Of course, all these headlines mean the semicap trade is far from a secret. Prices for the stocks have already ripped upward in recent months, raising the question of whether the Street’s bullish recommendations might be too late.
Since the end of August, for example, Lam Research, which makes tools that deposit or etch away microscopic bits of silicon wafers in order to turn them into chips, has risen roughly 140%. ASML, which makes so-called extreme ultraviolet lithography machines that etch tiny circuitry patterns onto wafers with precisely focused light, is up more than 100% over that period. Tokyo Electron is up more than 50%, and Applied Materials and KLA are both up nearly 80%.
Those gains have left the shares with high valuations, at least as measured by forward price-to-earnings ratios, meaning those buying in now certainly aren’t doing so at the bottom.
“Semiconductor equipment stocks largely discounted some chunk of the next cycle in like a couple of quarters,” said Jay Deahna, who oversees AI/tech hardware coverage at BWG Global, a boutique research firm that connects institutional investors with industry experts. “One could make an argument that, you know, the valuations in semiconductor equipment stocks are pretty high now after the big run.”
On the other hand, the sector may still have room to run. And if the explosion of shares at the heart of other AI bottlenecks — AI energy plays or memory chips — are any guide, the run-up could be big.
Over the last two years, GE Vernova and Vistra — both associated with the AI energy trade — are up 400% and 300%, respectively. Memory chip stock Micron is up over 350% in the last year. And memory play Sandisk is up an astounding 1,000% in just the last six months.
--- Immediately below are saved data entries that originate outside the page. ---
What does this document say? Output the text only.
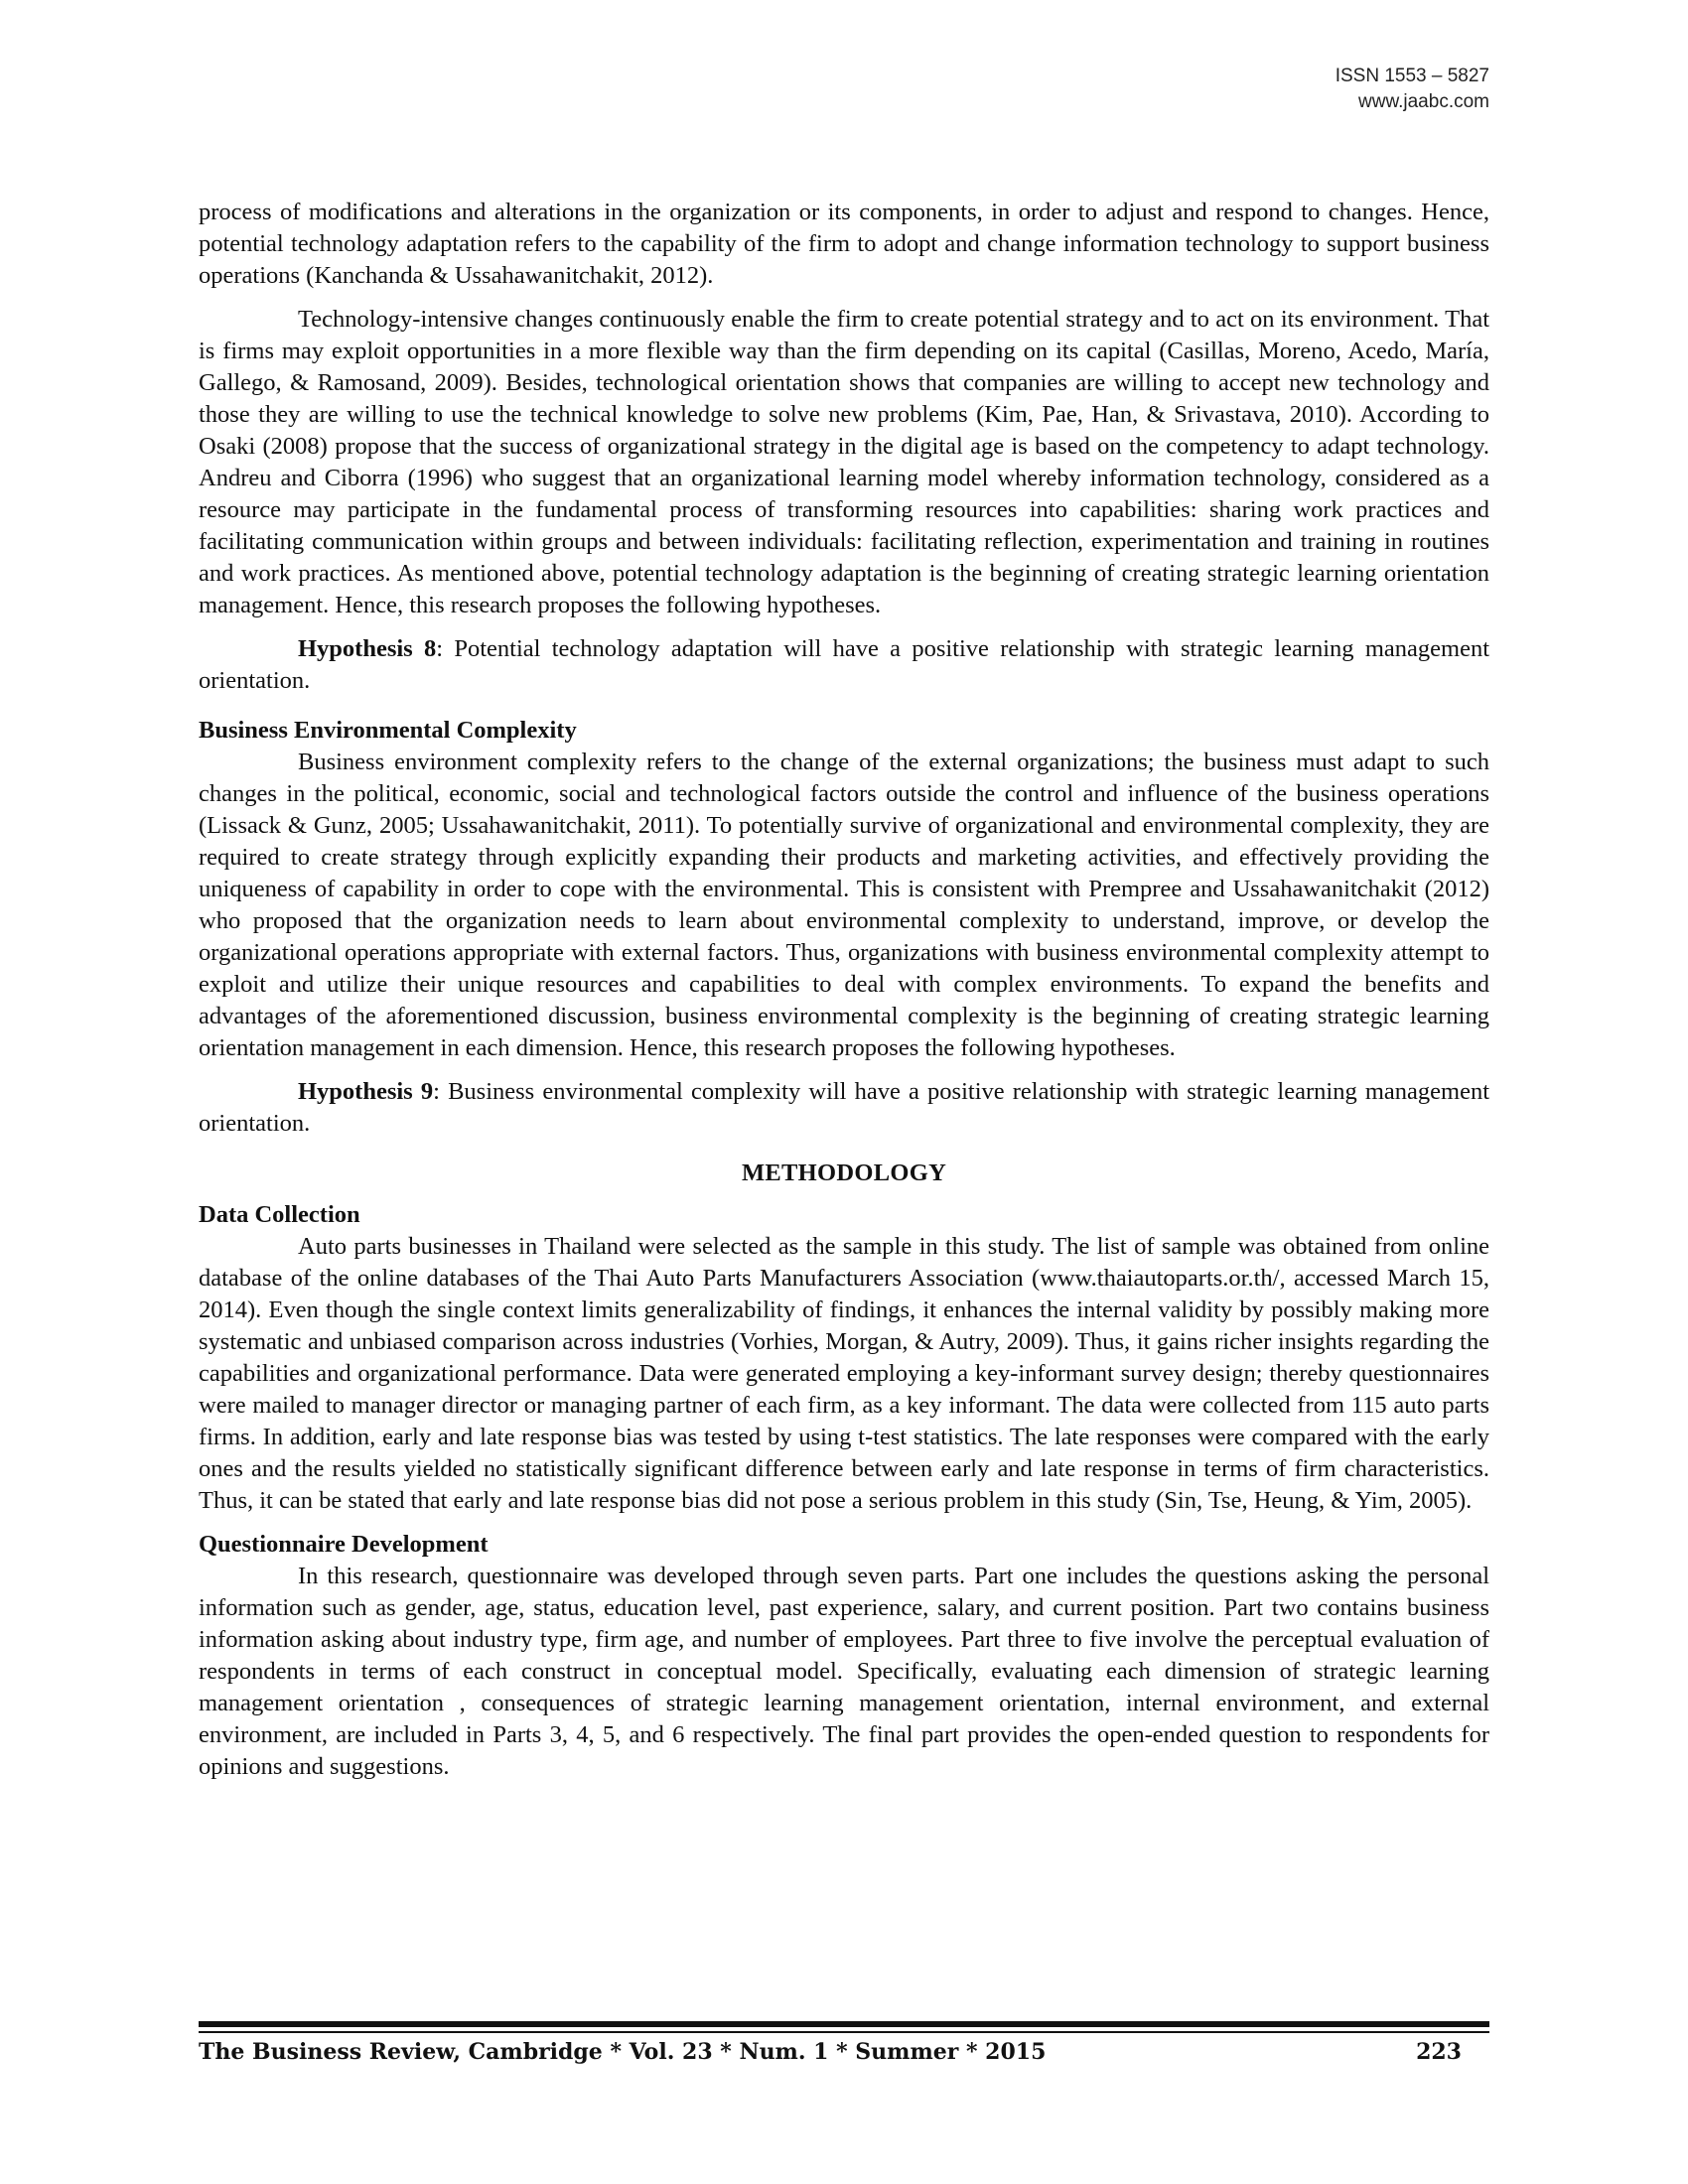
ISSN 1553 – 5827
www.jaabc.com

process of modifications and alterations in the organization or its components, in order to adjust and respond to changes. Hence, potential technology adaptation refers to the capability of the firm to adopt and change information technology to support business operations (Kanchanda & Ussahawanitchakit, 2012).

Technology-intensive changes continuously enable the firm to create potential strategy and to act on its environment. That is firms may exploit opportunities in a more flexible way than the firm depending on its capital (Casillas, Moreno, Acedo, María, Gallego, & Ramosand, 2009). Besides, technological orientation shows that companies are willing to accept new technology and those they are willing to use the technical knowledge to solve new problems (Kim, Pae, Han, & Srivastava, 2010). According to Osaki (2008) propose that the success of organizational strategy in the digital age is based on the competency to adapt technology. Andreu and Ciborra (1996) who suggest that an organizational learning model whereby information technology, considered as a resource may participate in the fundamental process of transforming resources into capabilities: sharing work practices and facilitating communication within groups and between individuals: facilitating reflection, experimentation and training in routines and work practices. As mentioned above, potential technology adaptation is the beginning of creating strategic learning orientation management. Hence, this research proposes the following hypotheses.

Hypothesis 8: Potential technology adaptation will have a positive relationship with strategic learning management orientation.

Business Environmental Complexity

Business environment complexity refers to the change of the external organizations; the business must adapt to such changes in the political, economic, social and technological factors outside the control and influence of the business operations (Lissack & Gunz, 2005; Ussahawanitchakit, 2011). To potentially survive of organizational and environmental complexity, they are required to create strategy through explicitly expanding their products and marketing activities, and effectively providing the uniqueness of capability in order to cope with the environmental. This is consistent with Prempree and Ussahawanitchakit (2012) who proposed that the organization needs to learn about environmental complexity to understand, improve, or develop the organizational operations appropriate with external factors. Thus, organizations with business environmental complexity attempt to exploit and utilize their unique resources and capabilities to deal with complex environments. To expand the benefits and advantages of the aforementioned discussion, business environmental complexity is the beginning of creating strategic learning orientation management in each dimension. Hence, this research proposes the following hypotheses.

Hypothesis 9: Business environmental complexity will have a positive relationship with strategic learning management orientation.

METHODOLOGY
Data Collection

Auto parts businesses in Thailand were selected as the sample in this study. The list of sample was obtained from online database of the online databases of the Thai Auto Parts Manufacturers Association (www.thaiautoparts.or.th/, accessed March 15, 2014). Even though the single context limits generalizability of findings, it enhances the internal validity by possibly making more systematic and unbiased comparison across industries (Vorhies, Morgan, & Autry, 2009). Thus, it gains richer insights regarding the capabilities and organizational performance. Data were generated employing a key-informant survey design; thereby questionnaires were mailed to manager director or managing partner of each firm, as a key informant. The data were collected from 115 auto parts firms. In addition, early and late response bias was tested by using t-test statistics. The late responses were compared with the early ones and the results yielded no statistically significant difference between early and late response in terms of firm characteristics. Thus, it can be stated that early and late response bias did not pose a serious problem in this study (Sin, Tse, Heung, & Yim, 2005).

Questionnaire Development

In this research, questionnaire was developed through seven parts. Part one includes the questions asking the personal information such as gender, age, status, education level, past experience, salary, and current position. Part two contains business information asking about industry type, firm age, and number of employees. Part three to five involve the perceptual evaluation of respondents in terms of each construct in conceptual model. Specifically, evaluating each dimension of strategic learning management orientation , consequences of strategic learning management orientation, internal environment, and external environment, are included in Parts 3, 4, 5, and 6 respectively. The final part provides the open-ended question to respondents for opinions and suggestions.

The Business Review, Cambridge * Vol. 23 * Num. 1 * Summer * 2015	223
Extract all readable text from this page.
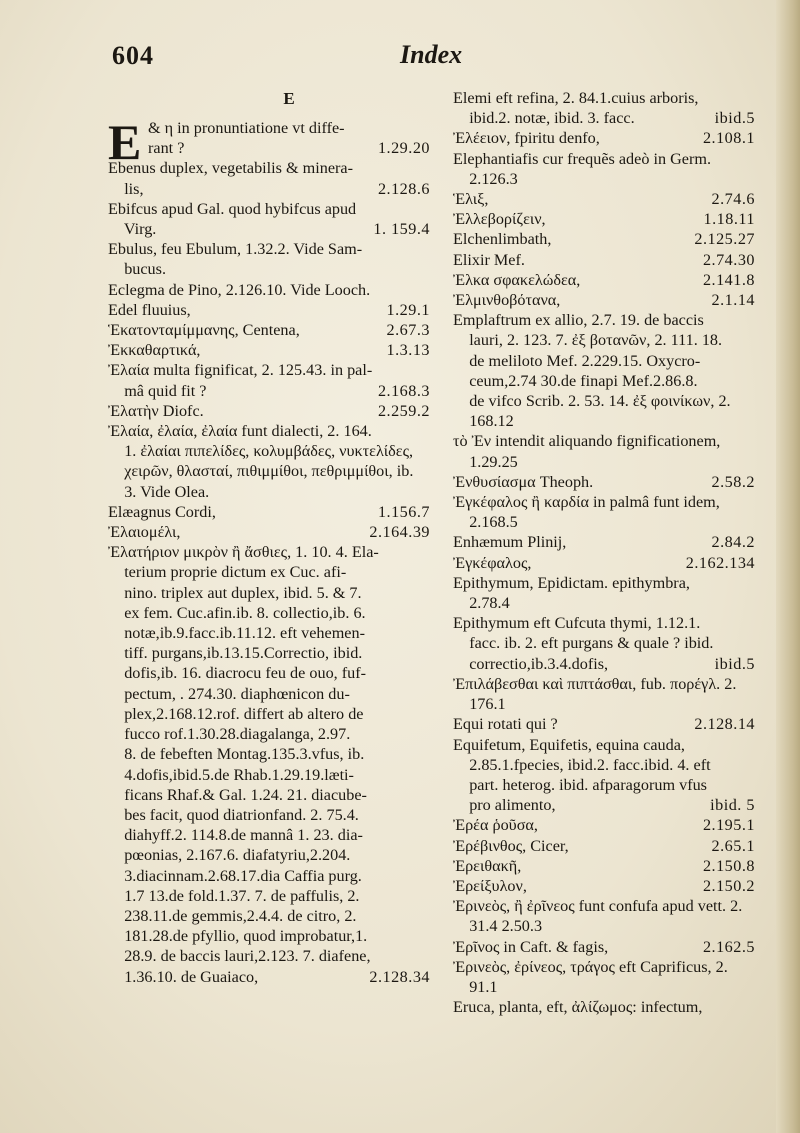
604	Index
E
E & η in pronuntiatione vt diffe-

1.29.20
rant ?

Ebenus duplex, vegetabilis & minera-

2.128.6
lis,

Ebifcus apud Gal. quod hybifcus apud

1. 159.4
Virg.

Ebulus, feu Ebulum, 1.32.2. Vide Sam-

bucus.

Eclegma de Pino, 2.126.10. Vide Looch.

1.29.1
Edel fluuius,

2.67.3
Ἑκατονταμίμμανης, Centena,

1.3.13
Ἐκκαθαρτικά,

Ἐλαία multa fignificat, 2. 125.43. in pal-

2.168.3
mâ quid fit ?

2.259.2
Ἐλατὴν Diofc.

Ἐλαία, ἐλαία, ἐλαία funt dialecti, 2. 164.

1. ἐλαίαι πιπελίδες, κολυμβάδες, νυκτελίδες,

χειρῶν, θλασταί, πιθιμμίθοι, πεθριμμίθοι, ib.

3. Vide Olea.

1.156.7
Elæagnus Cordi,

2.164.39
Ἐλαιομέλι,

Ἐλατήριον μικρὸν ἢ ἄσθιες, 1. 10. 4. Ela-

terium proprie dictum ex Cuc. afi-

nino. triplex aut duplex, ibid. 5. & 7.

ex fem. Cuc.afin.ib. 8. collectio,ib. 6.

notæ,ib.9.facc.ib.11.12. eft vehemen-

tiff. purgans,ib.13.15.Correctio, ibid.

dofis,ib. 16. diacrocu feu de ouo, fuf-

pectum, . 274.30. diaphœnicon du-

plex,2.168.12.rof. differt ab altero de

fucco rof.1.30.28.diagalanga, 2.97.

8. de febeften Montag.135.3.vfus, ib.

4.dofis,ibid.5.de Rhab.1.29.19.læti-

ficans Rhaf.& Gal. 1.24. 21. diacube-

bes facit, quod diatrionfand. 2. 75.4.

diahyff.2. 114.8.de mannâ 1. 23. dia-

pœonias, 2.167.6. diafatyriu,2.204.

3.diacinnam.2.68.17.dia Caffia purg.

1.7 13.de fold.1.37. 7. de paffulis, 2.

238.11.de gemmis,2.4.4. de citro, 2.

181.28.de pfyllio, quod improbatur,1.

28.9. de baccis lauri,2.123. 7. diafene,

2.128.34
1.36.10. de Guaiaco,

Elemi eft refina, 2. 84.1.cuius arboris,

ibid.5
ibid.2. notæ, ibid. 3. facc.

2.108.1
Ἐλέειον, fpiritu denfo,

Elephantiafis cur frequẽs adeò in Germ.

2.126.3

2.74.6
Ἑλιξ,

1.18.11
Ἐλλεβορίζειν,

2.125.27
Elchenlimbath,

2.74.30
Elixir Mef.

2.141.8
Ἐλκα σφακελώδεα,

2.1.14
Ἐλμινθοβότανα,

Emplaftrum ex allio, 2.7. 19. de baccis

lauri, 2. 123. 7. ἐξ βοτανῶν, 2. 111. 18.

de meliloto Mef. 2.229.15. Oxycro-

ceum,2.74 30.de finapi Mef.2.86.8.

de vifco Scrib. 2. 53. 14. ἐξ φοινίκων, 2.

168.12

τὸ Ἐν intendit aliquando fignificationem,

1.29.25

2.58.2
Ἐνθυσίασμα Theoph.

Ἐγκέφαλος ἢ καρδία in palmâ funt idem,

2.168.5

2.84.2
Enhæmum Plinij,

2.162.134
Ἐγκέφαλος,

Epithymum, Epidictam. epithymbra,

2.78.4

Epithymum eft Cufcuta thymi, 1.12.1.

facc. ib. 2. eft purgans & quale ? ibid.

ibid.5
correctio,ib.3.4.dofis,

Ἐπιλάβεσθαι καὶ πιπτάσθαι, fub. πορέγλ. 2.

176.1

2.128.14
Equi rotati qui ?

Equifetum, Equifetis, equina cauda,

2.85.1.fpecies, ibid.2. facc.ibid. 4. eft

part. heterog. ibid. afparagorum vfus

ibid. 5
pro alimento,

2.195.1
Ἐρέα ῥοῦσα,

2.65.1
Ἐρέβινθος, Cicer,

2.150.8
Ἐρειθακῆ,

2.150.2
Ἐρείξυλον,

Ἐρινεὸς, ἢ ἐρῖνεος funt confufa apud vett. 2.

31.4 2.50.3

2.162.5
Ἐρῖνος in Caft. & fagis,

Ἐρινεὸς, ἐρίνεος, τράγος eft Caprificus, 2.

91.1

Eruca, planta, eft, ἀλίζωμος: infectum,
Deahna says few are certain about just how big the growth and profits for semicap companies will be if the AI building boom continues, which could make historical valuation metrics less dependable reference points for traders and investors.
“Is this going to be the mother of all cycles? Nobody knows yet,” Deahna said, suggesting that there could be more upside for semicaps to come as institutional investors rush to ensure they don’t miss the boat.
“Never underestimate the ability of portfolio managers to disregard valuation and rip stocks that are working out of fear of underperforming,” he said.
As long as the AI infrastructure boom continues — with over $7 trillion expected to be spent through 2030, according to McKinsey — cash will keep spilling into different levels of the AI supply chain. And the smart money seems pretty sure that a torrent is now heading toward chip machinery makers.
“Yeah, the valuations are kind of reaching nosebleed levels. But I think you still want to be long semicap,” Bernstein’s Rasgon said. “How will I feel about that in six months? I don’t know. But right now, I think you want to be long semicap.”